# M&S Dine in for 2 for 12.50 running this weekend



## Carmel (26 Mar 2009)

Was in M&S this morning and the Dine in for 2 offer is back. Nice selection as usual. Got a Merlot marked at 9.99e as part of the offer. 

C


----------



## Guest124 (26 Mar 2009)

Excellent Carmel -enjoy!


----------



## gipimann (26 Mar 2009)

Thought I heard a radio advert for Tesco, doing a similar deal for 11.50? Haven't been in the store, so can't confirm what's on offer, and there's nothing on tesco.ie


----------



## krissovo (26 Mar 2009)

They had a roast dinner for 4 that cost €20 at the weekend.  It was all but gone by time I was there so didnt get one.  Looked good value though.


----------



## shesells (26 Mar 2009)

There's a decent selection in M&S, got tomorrow's dinner earlier.

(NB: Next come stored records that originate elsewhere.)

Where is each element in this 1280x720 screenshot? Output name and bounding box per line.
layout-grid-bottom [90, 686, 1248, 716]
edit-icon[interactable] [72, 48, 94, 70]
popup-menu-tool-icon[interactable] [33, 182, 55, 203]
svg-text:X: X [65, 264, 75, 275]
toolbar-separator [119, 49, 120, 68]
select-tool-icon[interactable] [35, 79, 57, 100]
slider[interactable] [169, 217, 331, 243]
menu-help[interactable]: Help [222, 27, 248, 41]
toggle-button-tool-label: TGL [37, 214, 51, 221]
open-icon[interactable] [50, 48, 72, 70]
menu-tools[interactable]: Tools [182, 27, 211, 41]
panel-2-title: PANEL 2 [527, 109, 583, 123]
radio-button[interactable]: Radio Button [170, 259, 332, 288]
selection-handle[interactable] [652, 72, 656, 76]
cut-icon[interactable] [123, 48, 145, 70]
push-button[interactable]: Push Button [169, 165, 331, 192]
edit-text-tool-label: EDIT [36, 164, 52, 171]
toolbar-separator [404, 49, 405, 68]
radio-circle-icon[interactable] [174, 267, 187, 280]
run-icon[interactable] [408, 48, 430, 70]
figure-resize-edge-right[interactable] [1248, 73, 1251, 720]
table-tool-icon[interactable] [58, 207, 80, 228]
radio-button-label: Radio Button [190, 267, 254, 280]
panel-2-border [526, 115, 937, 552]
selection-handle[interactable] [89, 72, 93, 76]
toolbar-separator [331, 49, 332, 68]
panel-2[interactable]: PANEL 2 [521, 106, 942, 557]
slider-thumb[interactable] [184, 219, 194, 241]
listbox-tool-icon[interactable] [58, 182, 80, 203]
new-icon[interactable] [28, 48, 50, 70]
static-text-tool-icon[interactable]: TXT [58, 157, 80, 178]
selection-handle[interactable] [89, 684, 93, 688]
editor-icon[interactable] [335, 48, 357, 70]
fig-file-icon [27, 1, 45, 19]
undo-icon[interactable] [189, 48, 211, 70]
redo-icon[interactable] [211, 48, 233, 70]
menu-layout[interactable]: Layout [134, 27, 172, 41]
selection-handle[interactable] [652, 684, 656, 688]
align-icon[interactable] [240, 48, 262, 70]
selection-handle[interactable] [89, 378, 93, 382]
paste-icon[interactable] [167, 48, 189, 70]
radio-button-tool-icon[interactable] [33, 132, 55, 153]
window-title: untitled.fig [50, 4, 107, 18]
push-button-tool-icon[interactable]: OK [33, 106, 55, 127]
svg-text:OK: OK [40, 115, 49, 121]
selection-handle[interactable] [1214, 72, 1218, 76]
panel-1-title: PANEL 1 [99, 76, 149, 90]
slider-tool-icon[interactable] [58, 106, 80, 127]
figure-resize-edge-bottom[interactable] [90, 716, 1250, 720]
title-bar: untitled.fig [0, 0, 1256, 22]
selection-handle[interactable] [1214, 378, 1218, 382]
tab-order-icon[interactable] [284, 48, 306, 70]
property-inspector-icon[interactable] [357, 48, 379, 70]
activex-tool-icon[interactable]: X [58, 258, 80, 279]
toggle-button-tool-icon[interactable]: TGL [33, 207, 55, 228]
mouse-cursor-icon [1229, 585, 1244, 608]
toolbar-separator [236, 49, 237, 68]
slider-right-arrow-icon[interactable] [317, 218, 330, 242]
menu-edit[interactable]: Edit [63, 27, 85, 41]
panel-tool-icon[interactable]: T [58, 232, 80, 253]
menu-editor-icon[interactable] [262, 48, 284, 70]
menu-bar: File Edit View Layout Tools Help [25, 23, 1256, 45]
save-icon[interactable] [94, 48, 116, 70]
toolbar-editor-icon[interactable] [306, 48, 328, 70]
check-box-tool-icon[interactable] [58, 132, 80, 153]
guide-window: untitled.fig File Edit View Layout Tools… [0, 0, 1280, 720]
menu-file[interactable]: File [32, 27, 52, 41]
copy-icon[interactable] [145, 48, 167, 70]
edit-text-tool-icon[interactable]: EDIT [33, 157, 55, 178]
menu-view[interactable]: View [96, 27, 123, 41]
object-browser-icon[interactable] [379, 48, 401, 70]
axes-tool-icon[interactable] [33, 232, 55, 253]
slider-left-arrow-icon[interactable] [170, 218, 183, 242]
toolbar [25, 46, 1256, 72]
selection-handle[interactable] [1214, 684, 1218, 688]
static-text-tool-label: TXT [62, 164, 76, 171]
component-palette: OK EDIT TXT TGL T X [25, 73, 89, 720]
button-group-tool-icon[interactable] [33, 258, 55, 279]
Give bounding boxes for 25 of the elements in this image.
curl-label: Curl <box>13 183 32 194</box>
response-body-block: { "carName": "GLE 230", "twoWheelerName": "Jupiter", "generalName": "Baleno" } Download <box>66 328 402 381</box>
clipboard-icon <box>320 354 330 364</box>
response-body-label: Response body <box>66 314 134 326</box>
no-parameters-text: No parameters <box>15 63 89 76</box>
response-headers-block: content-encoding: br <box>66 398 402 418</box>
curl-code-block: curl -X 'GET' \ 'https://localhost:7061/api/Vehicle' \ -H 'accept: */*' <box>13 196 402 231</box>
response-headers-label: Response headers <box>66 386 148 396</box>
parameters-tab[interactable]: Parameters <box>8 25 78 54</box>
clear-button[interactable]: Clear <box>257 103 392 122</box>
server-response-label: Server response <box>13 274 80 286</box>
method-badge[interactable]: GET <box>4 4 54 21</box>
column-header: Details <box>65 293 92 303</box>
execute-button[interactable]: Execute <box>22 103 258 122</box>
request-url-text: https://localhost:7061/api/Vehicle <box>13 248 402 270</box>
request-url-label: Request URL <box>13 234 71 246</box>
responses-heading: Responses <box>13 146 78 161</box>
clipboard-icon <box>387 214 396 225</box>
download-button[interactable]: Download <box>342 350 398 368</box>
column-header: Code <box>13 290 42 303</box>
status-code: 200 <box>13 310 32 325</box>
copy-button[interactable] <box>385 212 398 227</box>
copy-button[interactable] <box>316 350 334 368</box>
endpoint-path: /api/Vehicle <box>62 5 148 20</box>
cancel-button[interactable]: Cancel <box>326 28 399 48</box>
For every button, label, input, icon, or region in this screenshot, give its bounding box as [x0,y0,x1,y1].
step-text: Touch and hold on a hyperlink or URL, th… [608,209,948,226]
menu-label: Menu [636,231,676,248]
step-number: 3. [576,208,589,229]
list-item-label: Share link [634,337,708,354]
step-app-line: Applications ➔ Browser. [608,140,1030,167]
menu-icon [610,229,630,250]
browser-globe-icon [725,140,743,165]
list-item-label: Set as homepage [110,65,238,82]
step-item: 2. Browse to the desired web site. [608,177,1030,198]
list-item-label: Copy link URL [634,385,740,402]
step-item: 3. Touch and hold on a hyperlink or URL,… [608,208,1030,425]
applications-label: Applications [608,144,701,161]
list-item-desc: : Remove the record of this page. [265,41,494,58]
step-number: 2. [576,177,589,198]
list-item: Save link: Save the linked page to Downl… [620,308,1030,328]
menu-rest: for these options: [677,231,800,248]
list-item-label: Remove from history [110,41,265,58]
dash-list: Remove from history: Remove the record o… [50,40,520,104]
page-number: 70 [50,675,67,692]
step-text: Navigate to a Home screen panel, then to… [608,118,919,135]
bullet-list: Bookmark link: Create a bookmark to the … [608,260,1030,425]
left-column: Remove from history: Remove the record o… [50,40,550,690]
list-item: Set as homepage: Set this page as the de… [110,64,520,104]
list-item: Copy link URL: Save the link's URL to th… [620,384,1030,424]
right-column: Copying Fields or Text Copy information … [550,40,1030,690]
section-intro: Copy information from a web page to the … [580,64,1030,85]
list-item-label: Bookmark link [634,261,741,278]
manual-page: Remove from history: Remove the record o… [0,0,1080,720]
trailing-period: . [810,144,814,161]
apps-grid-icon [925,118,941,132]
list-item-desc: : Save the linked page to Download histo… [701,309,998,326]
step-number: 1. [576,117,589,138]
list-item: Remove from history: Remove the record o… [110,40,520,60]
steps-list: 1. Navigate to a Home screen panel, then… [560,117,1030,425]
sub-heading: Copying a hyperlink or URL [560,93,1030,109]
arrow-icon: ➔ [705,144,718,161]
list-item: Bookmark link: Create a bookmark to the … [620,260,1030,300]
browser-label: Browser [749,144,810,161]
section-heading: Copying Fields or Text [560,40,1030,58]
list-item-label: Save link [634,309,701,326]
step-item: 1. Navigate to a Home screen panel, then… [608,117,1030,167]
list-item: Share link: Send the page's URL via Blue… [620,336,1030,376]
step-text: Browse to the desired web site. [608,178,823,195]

The full range of options is 

Mains:

Cook! Chicken with Davidstow Cheddar Gratin
Ready To Roast Gammon with Honey Glaze
Whole Oakham Chicken
Vegetable Moussaka
Gastropub Prawn & Chargrilled Chicken Paella
Gastropub Cod, Prawn & Smoked Haddock Pie
2 Seabass Fillets
King Prawn Linguine
Cook! Beef Meatballs With Tomato and Provelone Cheese

Accompaniments:

Ultimate Mashed Potato
Parmentier Potatoes
Dauphinoise Potatoes
Gastropub Chunky Chips
Pork, Sage & Onion Stuffing
Mediterranean Style Vegetables
Winter Vegetable Medley
Ciabatta with Garlic Butter
Traditional Vegetables for Roasting
Rocket Salad

Desserts:

Fresh Fruit Salad
2 Jam Sponge Puddings
2 Syrup Sponge Puddings
2 Chocolate Sponge Puddings
2 Sticky Toffee Puddings
2 Blueberry Sponges
2 Eves Puddings

Drinks:

Le Froglet Shiraz
Le Froglet Chardonnay
Le Froglet Rose
Cotes de Gascogne
Enclos des Pins Chardonnay
Rockridge Chardonnay
Rockridge Merlot
Enclos des Pins Merlot
Orange Juice


----------



## Newbie! (27 Mar 2009)

Has anyone tried the paella? Looks nice....


----------



## tallpaul (27 Mar 2009)

Newbie! said:


> Has anyone tried the paella? Looks nice....


 
Yes it looks nice. What put me off buying it was that the cooking guidelines say that you have to microwave it. I'm not exactly sure why this put me off but microwaving food puts me in mind of some of those awful ready meals...


----------



## tml (27 Mar 2009)

I got the paella before, I was'nt mad on it but then again my mam loved it........probably not much help to you!!!


----------



## Smashbox (27 Mar 2009)

I have tried the paella and didnt like it so much!


----------



## paddyc (27 Mar 2009)

Yea tesco are advertising it for €11.50, details are in todays Metro but nothing on their website

[broken link removed]


----------